Il ritorno dalle ferie di agosto si preannuncia pieno di appuntamenti rilevanti sul piano politico ed economico. Uno di questi sarà il board della Banca Centrale Europea (BCE) in programma il prossimo 14 settembre, quando sapremo se i tassi di interesse saranno alzati ulteriormente o se l’istituto si prenderà almeno una pausa. Nel frattempo, il governo italiano non rinuncia alla polemica contro il governatore Christine Lagarde. L’ultima occasione è arrivata dal Meeting di Rimini, come ogni anno organizzato da Comunione e Liberazione.
Insomma, Roma continua a bombardare verbalmente Francoforte nella speranza (vana) di spostarne a proprio favore l’orientamento di politica monetaria. Un’operazione destinata a fallire. Solo i dati macro spingerebbero eventualmente il board a sospendere l’aumento dei tassi BCE a settembre. Un po’ come avvenne a giugno negli Stati Uniti con la Federal Reserve. Preoccupa senz’altro lo stato dell’economia in gran parte dell’Eurozona, Germania in testa. E ora che l’Olanda è caduta in recessione, tutto è possibile.
Governo Meloni gioca carta Franco
Nel frattempo, Daniele Franco è stato ufficializzato come candidato del governo Meloni per la poltrona di consigliere esecutivo alla BCE al posto di Fabio Panetta. Questi è stato indicato nei mesi scorsi quale futuro governatore della Banca d’Italia al posto dell’uscente Ignazio Visco, al termine del suo secondo mandato. Franco è stato vice-governatore di Palazzo Koch e anche ragioniere dello stato. Tra inizio 2021 e fine 2022, poi, ricoprì il ruolo di ministro dell’Economia nel governo Draghi.
Franco è un nome certamente gradito all’establishment dell’Unione Europea. La sua nomina, tuttavia, non è automatica. Secondo una regola non scritta, i tre principali paesi dell’Eurozona (Germania, Francia e Italia) hanno diritto di esprimere un loro connazionale tra i consiglieri esecutivi.

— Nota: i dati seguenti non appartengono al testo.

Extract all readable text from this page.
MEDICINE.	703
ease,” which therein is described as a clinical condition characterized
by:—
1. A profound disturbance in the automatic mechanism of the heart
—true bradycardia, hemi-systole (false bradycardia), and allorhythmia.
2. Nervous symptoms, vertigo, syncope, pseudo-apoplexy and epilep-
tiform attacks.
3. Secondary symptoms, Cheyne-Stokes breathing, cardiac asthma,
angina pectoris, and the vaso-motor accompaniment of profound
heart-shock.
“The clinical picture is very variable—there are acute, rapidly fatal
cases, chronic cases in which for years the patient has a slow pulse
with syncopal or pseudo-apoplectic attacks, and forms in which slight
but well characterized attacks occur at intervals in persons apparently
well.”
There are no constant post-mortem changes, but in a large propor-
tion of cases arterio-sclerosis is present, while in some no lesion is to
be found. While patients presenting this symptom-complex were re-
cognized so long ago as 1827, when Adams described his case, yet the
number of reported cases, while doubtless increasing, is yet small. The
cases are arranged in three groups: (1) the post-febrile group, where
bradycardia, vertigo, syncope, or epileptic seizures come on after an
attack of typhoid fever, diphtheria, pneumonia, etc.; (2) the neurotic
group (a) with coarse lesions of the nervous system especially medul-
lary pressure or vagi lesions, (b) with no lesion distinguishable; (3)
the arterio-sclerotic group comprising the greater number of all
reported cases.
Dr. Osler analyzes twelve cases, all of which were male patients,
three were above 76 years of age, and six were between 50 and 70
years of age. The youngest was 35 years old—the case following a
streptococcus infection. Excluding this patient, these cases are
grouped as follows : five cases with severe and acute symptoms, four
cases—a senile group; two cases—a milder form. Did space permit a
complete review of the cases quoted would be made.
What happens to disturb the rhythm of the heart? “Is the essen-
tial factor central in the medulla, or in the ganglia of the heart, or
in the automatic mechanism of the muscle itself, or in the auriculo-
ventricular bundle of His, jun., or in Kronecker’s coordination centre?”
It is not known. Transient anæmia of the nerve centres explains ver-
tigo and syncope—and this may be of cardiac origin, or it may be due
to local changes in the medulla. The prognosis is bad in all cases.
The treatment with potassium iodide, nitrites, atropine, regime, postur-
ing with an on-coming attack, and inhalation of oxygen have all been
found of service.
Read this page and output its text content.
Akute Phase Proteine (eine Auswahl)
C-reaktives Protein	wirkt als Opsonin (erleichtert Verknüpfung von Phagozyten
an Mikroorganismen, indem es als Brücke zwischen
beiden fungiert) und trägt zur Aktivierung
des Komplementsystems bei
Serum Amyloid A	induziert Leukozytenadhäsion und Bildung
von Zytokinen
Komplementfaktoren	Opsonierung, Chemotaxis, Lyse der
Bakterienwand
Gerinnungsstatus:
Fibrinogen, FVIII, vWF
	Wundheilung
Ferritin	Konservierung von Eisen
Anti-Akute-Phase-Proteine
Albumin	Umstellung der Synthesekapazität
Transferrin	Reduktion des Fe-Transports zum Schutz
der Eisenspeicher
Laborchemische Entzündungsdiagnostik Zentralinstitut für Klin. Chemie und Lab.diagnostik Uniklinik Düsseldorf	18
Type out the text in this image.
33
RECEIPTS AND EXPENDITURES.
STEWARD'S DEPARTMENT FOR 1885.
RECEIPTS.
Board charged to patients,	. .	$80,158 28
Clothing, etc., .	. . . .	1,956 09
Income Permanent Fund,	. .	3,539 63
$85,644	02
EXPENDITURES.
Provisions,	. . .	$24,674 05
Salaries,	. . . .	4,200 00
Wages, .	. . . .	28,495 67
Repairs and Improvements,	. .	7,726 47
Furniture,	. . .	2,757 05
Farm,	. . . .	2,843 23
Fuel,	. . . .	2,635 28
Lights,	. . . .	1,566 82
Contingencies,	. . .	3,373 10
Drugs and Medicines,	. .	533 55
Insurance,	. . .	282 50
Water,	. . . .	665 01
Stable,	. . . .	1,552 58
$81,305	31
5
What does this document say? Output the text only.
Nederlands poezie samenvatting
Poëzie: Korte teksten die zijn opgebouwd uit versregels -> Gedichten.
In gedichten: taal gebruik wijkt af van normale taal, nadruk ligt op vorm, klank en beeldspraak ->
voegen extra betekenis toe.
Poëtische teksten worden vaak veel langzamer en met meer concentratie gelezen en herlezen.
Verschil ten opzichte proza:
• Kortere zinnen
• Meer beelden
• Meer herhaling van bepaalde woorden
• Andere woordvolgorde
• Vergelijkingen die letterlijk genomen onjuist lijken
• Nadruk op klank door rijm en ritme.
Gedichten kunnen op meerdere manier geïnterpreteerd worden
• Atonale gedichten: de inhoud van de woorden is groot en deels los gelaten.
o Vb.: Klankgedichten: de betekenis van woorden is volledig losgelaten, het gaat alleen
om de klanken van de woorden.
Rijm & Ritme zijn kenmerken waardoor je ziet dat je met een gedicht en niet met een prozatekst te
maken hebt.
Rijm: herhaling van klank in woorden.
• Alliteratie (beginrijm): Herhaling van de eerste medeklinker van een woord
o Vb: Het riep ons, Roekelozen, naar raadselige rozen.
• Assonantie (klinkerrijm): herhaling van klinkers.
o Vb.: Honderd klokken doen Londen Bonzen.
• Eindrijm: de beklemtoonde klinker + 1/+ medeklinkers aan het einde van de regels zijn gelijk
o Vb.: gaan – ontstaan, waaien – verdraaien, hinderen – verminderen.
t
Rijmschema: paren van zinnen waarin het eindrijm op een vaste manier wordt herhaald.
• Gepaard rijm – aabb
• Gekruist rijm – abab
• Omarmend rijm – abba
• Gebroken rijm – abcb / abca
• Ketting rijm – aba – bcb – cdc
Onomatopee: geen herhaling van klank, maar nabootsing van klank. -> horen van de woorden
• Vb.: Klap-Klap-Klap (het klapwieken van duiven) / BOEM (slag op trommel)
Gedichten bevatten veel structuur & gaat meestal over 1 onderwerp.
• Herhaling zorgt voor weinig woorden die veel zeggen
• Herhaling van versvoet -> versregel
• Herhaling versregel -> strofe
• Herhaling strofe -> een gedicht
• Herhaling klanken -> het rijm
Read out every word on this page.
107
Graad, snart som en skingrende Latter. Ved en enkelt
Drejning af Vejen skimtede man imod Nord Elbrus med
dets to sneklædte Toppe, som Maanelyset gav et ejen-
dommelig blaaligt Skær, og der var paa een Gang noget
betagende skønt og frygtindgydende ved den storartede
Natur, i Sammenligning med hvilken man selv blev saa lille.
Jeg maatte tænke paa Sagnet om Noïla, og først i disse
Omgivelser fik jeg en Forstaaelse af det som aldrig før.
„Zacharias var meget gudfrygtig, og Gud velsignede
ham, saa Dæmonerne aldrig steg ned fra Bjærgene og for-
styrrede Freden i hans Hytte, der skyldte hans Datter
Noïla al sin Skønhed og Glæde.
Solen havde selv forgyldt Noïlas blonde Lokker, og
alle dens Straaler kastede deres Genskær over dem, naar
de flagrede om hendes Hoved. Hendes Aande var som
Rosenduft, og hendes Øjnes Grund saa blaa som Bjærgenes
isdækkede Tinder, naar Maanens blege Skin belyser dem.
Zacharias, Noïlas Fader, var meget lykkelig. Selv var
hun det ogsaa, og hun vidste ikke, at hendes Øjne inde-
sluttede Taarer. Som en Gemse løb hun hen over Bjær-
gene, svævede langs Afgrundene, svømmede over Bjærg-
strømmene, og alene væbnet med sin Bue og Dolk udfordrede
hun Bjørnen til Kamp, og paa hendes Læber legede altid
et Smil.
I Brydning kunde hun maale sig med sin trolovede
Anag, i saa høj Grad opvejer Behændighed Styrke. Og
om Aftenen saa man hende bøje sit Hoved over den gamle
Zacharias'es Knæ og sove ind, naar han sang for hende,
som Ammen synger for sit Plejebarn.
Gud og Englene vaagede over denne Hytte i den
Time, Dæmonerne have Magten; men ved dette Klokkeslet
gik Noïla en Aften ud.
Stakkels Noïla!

Aumento tassi BCE, determinante inflazione agosto
Tornando all’aumento dei tassi BCE, il governo Meloni punta le sue carte su Franco per spingere da dentro l’istituto ad ammorbidire la sua posizione. L’Italia teme una contrazione del credito con conseguenti contraccolpi sugli investimenti delle imprese e i consumi delle famiglie. Delicata la situazione sui mutui, con le rate di numerosi contratti siglati di recente a tasso variabile ad essersi impennate. Anche ciò starebbe contribuendo a ridurre le spese delle famiglie e a fiaccare i dati sul turismo, passati in breve dal prospettare un’annata da record al palesare un flop.
Il punto è che con un’inflazione a luglio al 5,3% in media nell’Eurozona, lo stop all’aumento dei tassi BCE resta difficile. A meno che lo shock provocato dal crac di Evergrande in Cina faccia sentire i suoi effetti nelle prossime settimane, convincendo Francoforte ad essere più prudente. Determinante sarebbe, infine, il dato sull’inflazione di agosto. Solo una discesa vistosa sia del dato generale che di quello “core” farebbe pendere la bilancia un po’ più dalla parte delle “colombe”. Ma le continue esternazioni dell’Italia contro Lagarde non giovano alla causa. Franco sarà senz’altro nervoso, temendo un qualche sgambetto europeo ai suoi danni e quale ritorsione contro le critiche di Roma.